Saturday is spent finding a new hotel for my extended stay, a Target (because you HAVE to have a Target! Am I right, Ladies?!) and a "safer community."  We wait. We buy diapers and a stroller.  And, we wait some more.

Sunday afternoon comes.  The injustice and pain is visible on her face.  We are helpless.  We have waited in the hospital for 3 hours before she is finally released.  I want to hug her.  I want to thank her and take a "family photo."  But, she is hiding behind our caseworker.  She desperately wants to be anywhere but here...with me.  With her baby.  In a rush, Brian gets the car and we load up our son.  We drive away to our hotel where we will sign paperwork for the next hour to make this "official."  While there is incredible relief and joy that we have our son WITH US, we cannot shake the messy good-bye.  

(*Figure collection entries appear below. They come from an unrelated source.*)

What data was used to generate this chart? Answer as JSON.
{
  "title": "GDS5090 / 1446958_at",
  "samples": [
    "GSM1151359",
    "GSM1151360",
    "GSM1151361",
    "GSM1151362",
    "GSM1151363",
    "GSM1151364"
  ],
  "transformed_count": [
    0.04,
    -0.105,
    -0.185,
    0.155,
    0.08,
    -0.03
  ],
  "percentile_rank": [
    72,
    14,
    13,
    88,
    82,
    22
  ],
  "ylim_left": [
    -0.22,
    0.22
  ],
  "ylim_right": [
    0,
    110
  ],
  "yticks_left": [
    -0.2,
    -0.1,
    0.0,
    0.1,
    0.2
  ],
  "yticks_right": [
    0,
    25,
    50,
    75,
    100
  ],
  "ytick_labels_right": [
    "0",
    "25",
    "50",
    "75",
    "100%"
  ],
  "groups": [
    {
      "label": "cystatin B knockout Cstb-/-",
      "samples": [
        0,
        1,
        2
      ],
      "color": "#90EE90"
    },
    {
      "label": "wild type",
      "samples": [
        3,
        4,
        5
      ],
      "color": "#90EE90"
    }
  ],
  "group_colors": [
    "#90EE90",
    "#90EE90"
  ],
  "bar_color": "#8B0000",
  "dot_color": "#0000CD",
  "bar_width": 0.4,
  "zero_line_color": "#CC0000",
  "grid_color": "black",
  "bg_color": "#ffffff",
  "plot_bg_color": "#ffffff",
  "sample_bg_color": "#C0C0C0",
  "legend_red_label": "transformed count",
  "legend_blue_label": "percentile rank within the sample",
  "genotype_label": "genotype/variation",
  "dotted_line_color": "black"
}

Brian flies home early Monday morning to our five children at home.  And, I move to a new hotel and settle in for the next two weeks.  While there is joy, it simply isn't "movie-quality."  It isn't this neat package devoid of pain, frustration or messy-ness.

As you know from my other post that during my extended stay in NJ, I was able to visit and share life with AJ's birth mother.  And, that was also made up of such joy but also such pain and messy-ness.  

It is my belief that life is simply not meant to be a Lifetime Movie.  It is far too BIG to fit into such a small, simple plot-line.

As time passes, I think we tend to re-write history a bit...trying to force it into a neater package more suitable for daytime viewing.  But, that isn't what a real-life journey looks like...and, that package often writes the script for where God has acted and how He impacted the situation.  I'm not ready to narrow down the moments where God was so very real and present.  And, I may never know.

What I do know, tonight, is that I am grateful for the painful moments.  I am grateful for the awkward times and the messy, chaotic moments.  It is in these "real" places that I was and I am most in-tune with the God who loves me...because I am forced to realize that I am not in control and more importantly God is in control.